Now, predicting using the trained model.

In [None]:
model = SVC(kernel='linear')
model.fit(X_train,y_train)

In [None]:
predictions = model.predict(X_test)
print(confusion_matrix(y_test,predictions))
print('\n')
print(classification_report(y_test,predictions))

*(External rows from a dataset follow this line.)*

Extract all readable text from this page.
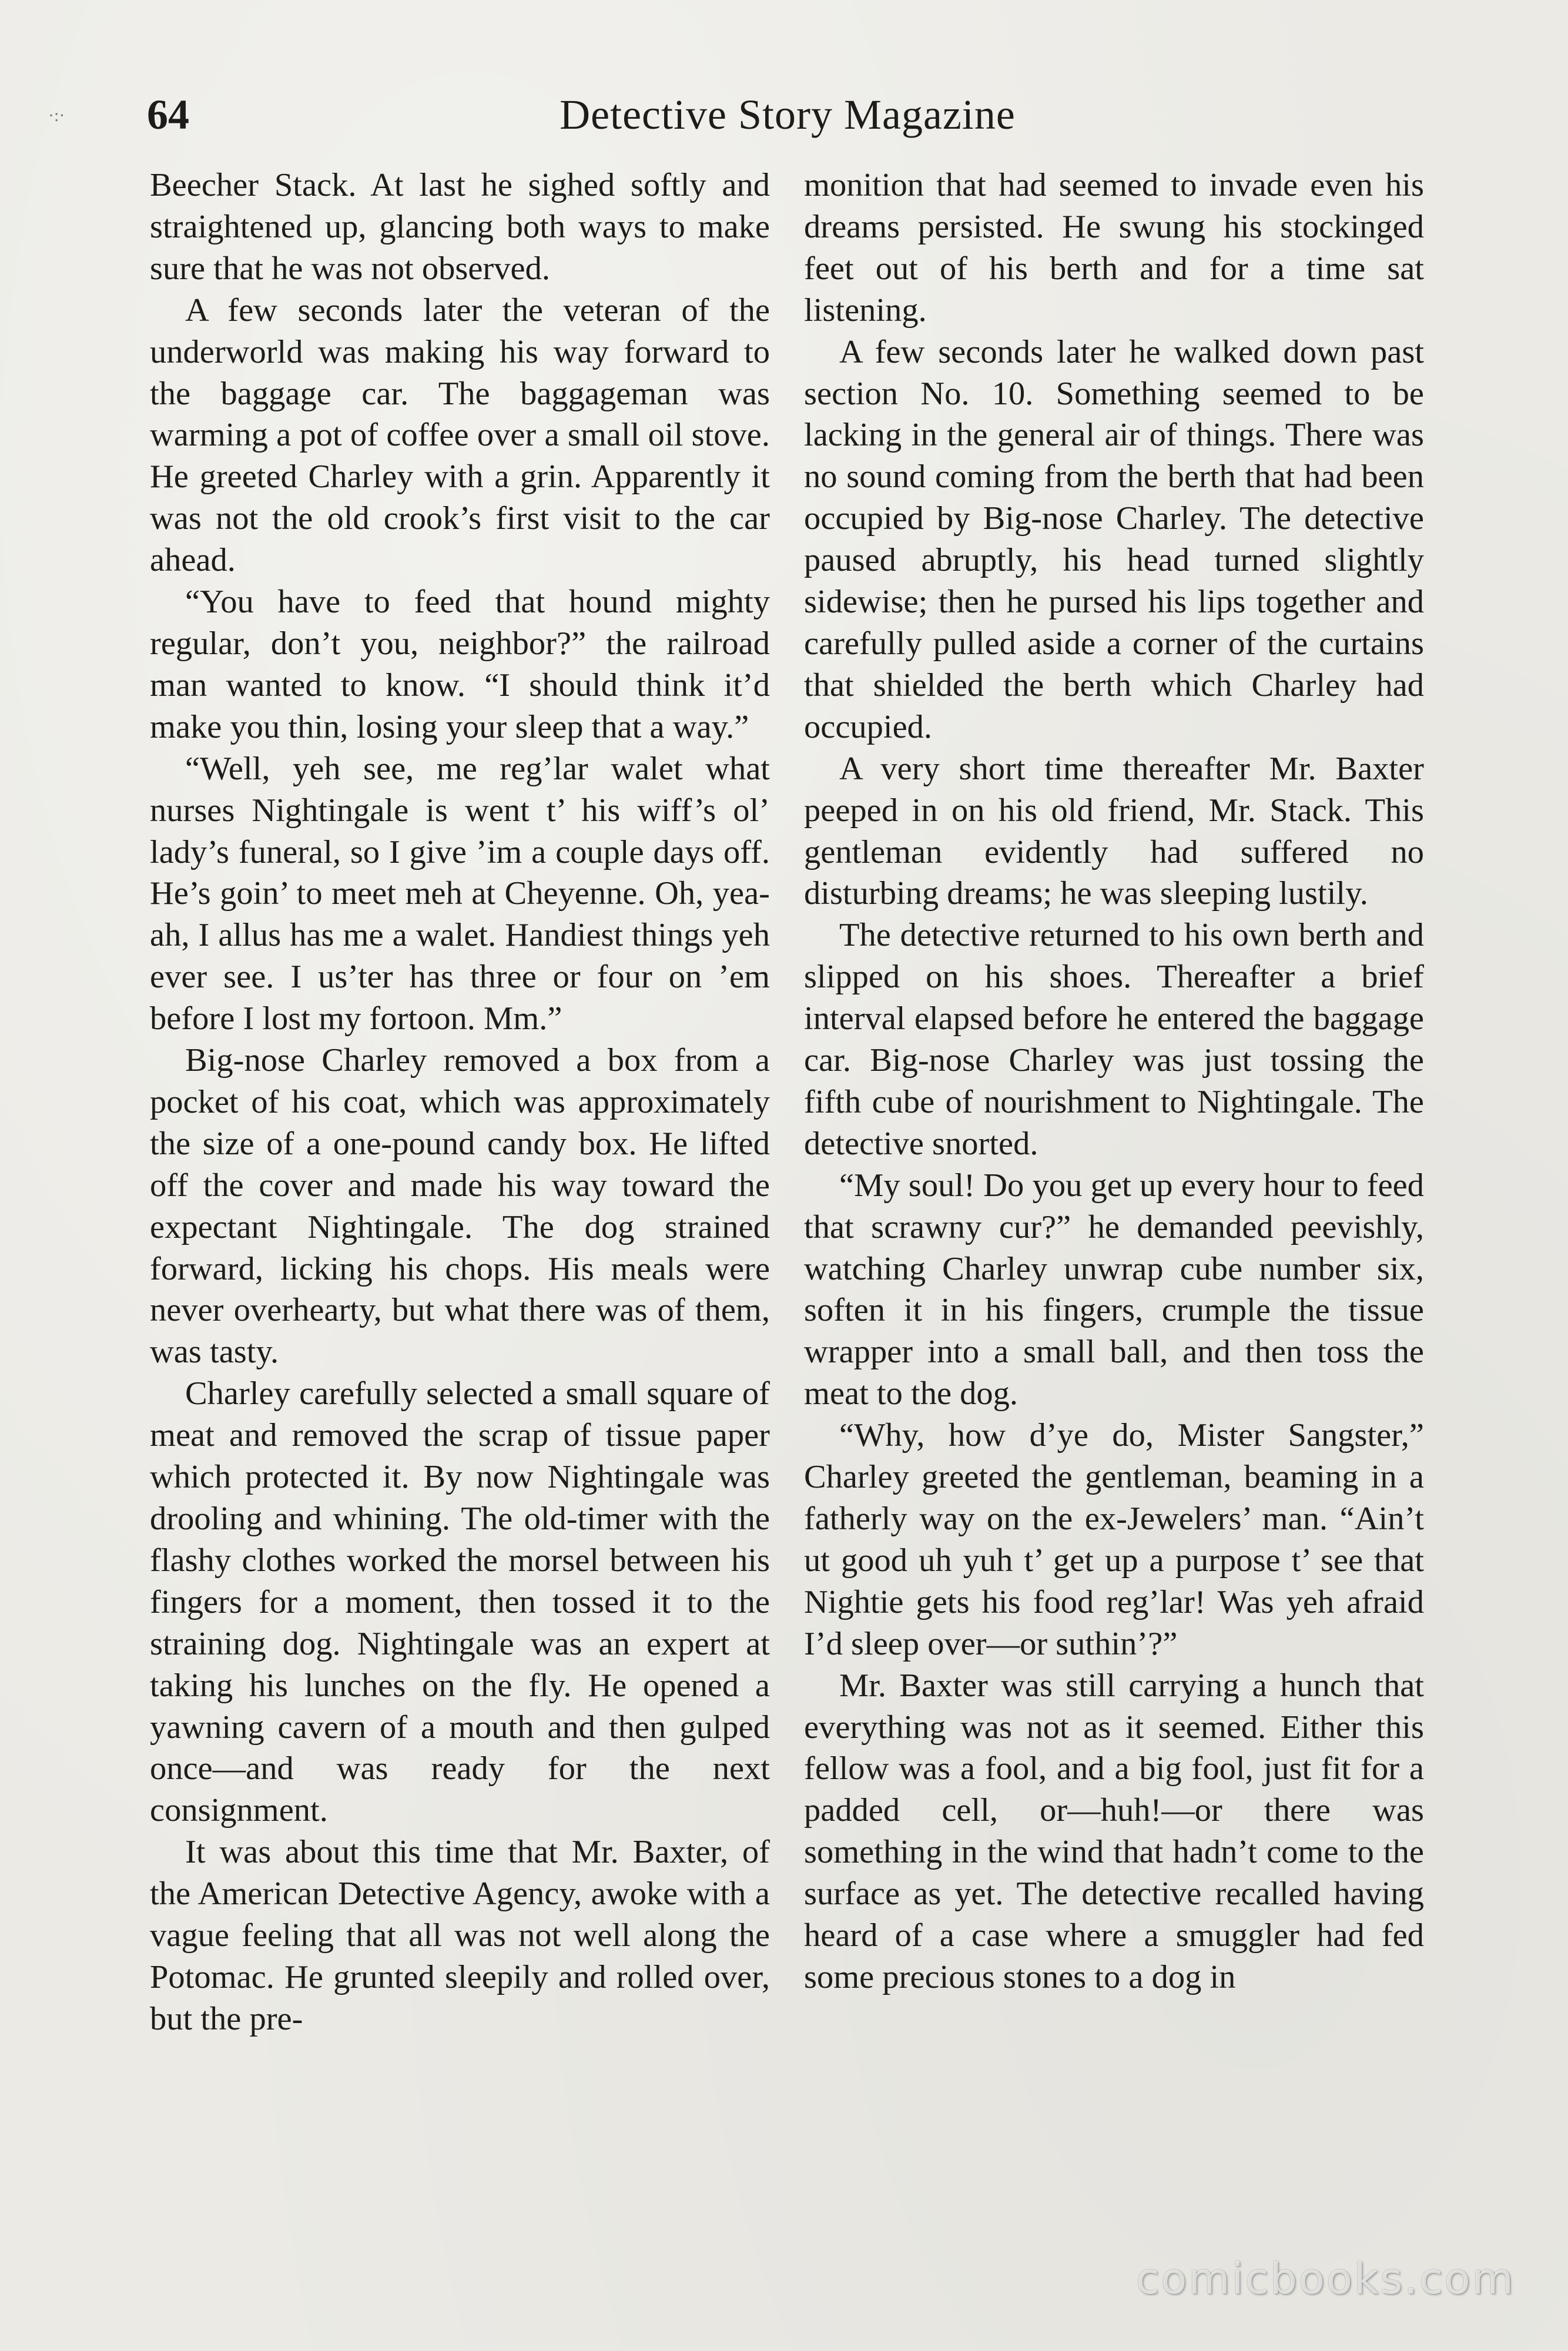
·:· 64	Detective Story Magazine

Beecher Stack. At last he sighed softly and straightened up, glancing both ways to make sure that he was not observed.

A few seconds later the veteran of the underworld was making his way forward to the baggage car. The baggageman was warming a pot of coffee over a small oil stove. He greeted Charley with a grin. Apparently it was not the old crook’s first visit to the car ahead.

“You have to feed that hound mighty regular, don’t you, neighbor?” the railroad man wanted to know. “I should think it’d make you thin, losing your sleep that a way.”

“Well, yeh see, me reg’lar walet what nurses Nightingale is went t’ his wiff’s ol’ lady’s funeral, so I give ’im a couple days off. He’s goin’ to meet meh at Cheyenne. Oh, yea-ah, I allus has me a walet. Handiest things yeh ever see. I us’ter has three or four on ’em before I lost my fortoon. Mm.”

Big-nose Charley removed a box from a pocket of his coat, which was approximately the size of a one-pound candy box. He lifted off the cover and made his way toward the expectant Nightingale. The dog strained forward, licking his chops. His meals were never overhearty, but what there was of them, was tasty.

Charley carefully selected a small square of meat and removed the scrap of tissue paper which protected it. By now Nightingale was drooling and whining. The old-timer with the flashy clothes worked the morsel between his fingers for a moment, then tossed it to the straining dog. Nightingale was an expert at taking his lunches on the fly. He opened a yawning cavern of a mouth and then gulped once—and was ready for the next consignment.

It was about this time that Mr. Baxter, of the American Detective Agency, awoke with a vague feeling that all was not well along the Potomac. He grunted sleepily and rolled over, but the pre-

monition that had seemed to invade even his dreams persisted. He swung his stockinged feet out of his berth and for a time sat listening.

A few seconds later he walked down past section No. 10. Something seemed to be lacking in the general air of things. There was no sound coming from the berth that had been occupied by Big-nose Charley. The detective paused abruptly, his head turned slightly sidewise; then he pursed his lips together and carefully pulled aside a corner of the curtains that shielded the berth which Charley had occupied.

A very short time thereafter Mr. Baxter peeped in on his old friend, Mr. Stack. This gentleman evidently had suffered no disturbing dreams; he was sleeping lustily.

The detective returned to his own berth and slipped on his shoes. Thereafter a brief interval elapsed before he entered the baggage car. Big-nose Charley was just tossing the fifth cube of nourishment to Nightingale. The detective snorted.

“My soul! Do you get up every hour to feed that scrawny cur?” he demanded peevishly, watching Charley unwrap cube number six, soften it in his fingers, crumple the tissue wrapper into a small ball, and then toss the meat to the dog.

“Why, how d’ye do, Mister Sangster,” Charley greeted the gentleman, beaming in a fatherly way on the ex-Jewelers’ man. “Ain’t ut good uh yuh t’ get up a purpose t’ see that Nightie gets his food reg’lar! Was yeh afraid I’d sleep over—or suthin’?”

Mr. Baxter was still carrying a hunch that everything was not as it seemed. Either this fellow was a fool, and a big fool, just fit for a padded cell, or—huh!—or there was something in the wind that hadn’t come to the surface as yet. The detective recalled having heard of a case where a smuggler had fed some precious stones to a dog in

comicbooks.com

Comparing the classification report between KNN and SVM, we see that the SVM had a better accuracy predicting overall. The accuracy of predciting the Yes (1's) increased by 6% from 63% to 69%. An overall accuracy of 89% is still means that there has could more improvements made.

In [None]:
for i in range(X_test.shape[0]):   
    if predictions[i] == 1:
        plt0, = plt.plot(X_test.iloc[i, 0], X_test.iloc[i, 1], 'bs', label='YES') 
    else:
        plt1, = plt.plot(X_test.iloc[i, 0], X_test.iloc[i, 1], 'g^', label='NO') 
        
plt.legend(handles = [plt0, plt1])
plt.xlabel('Age')
plt.ylabel('Campaign')

In [None]:
#emp.var.rate Vs campaign
for i in range(X_test.shape[0]):   
    if predictions[i] == 1:
        plt0, = plt.plot(X_test.iloc[i, 4], X_test.iloc[i, 1], 'bs', label='YES') 
    else:
        plt1, = plt.plot(X_test.iloc[i, 4], X_test.iloc[i, 1], 'g^', label='NO') 
        
plt.legend(handles = [plt0, plt1])
plt.xlabel('employment variation rate ')
plt.ylabel('Campaign')

In [None]:
# employemnet variation rate vs campaign
for i in range(X_test.shape[0]):   
    if predictions[i] == 1:
        plt0, = plt.plot(X_test.iloc[i, 3], X_test.iloc[i, 1], 'bs', label='YES') 
    else:
        plt1, = plt.plot(X_test.iloc[i, 3], X_test.iloc[i, 1], 'g^', label='NO') 
        
plt.legend(handles = [plt0, plt1])
plt.xlabel('previous')
plt.ylabel('Campaign')

From the plots above, we that there is no obvious sepration between any of the two features plotted and the predicted outcome. This could possibly mean that the prediction can be done with more features provided and it would be very hard to predict the target given two features only. However, from the campaign vs previous graph, we see that there is a separation between the two classes "YES" and "NO" which mean that these two features can be used to predict the outcome. 

# SVM with RBF kernal

In [None]:
model = SVC(kernel='rbf')
model.fit(X_train,y_train)

In [None]:
predictions = model.predict(X_test)
print(confusion_matrix(y_test,predictions))
print('\n')
print(classification_report(y_test,predictions))

Comparing the accuracy of the SVM with linear kernel to the SVM with RBF kernel, we see that the accuracy of predicting the 1's (YES) imporved by 7% (from 69% to 76%) and the overal accuracy increased by 1% (from 88% to 89%).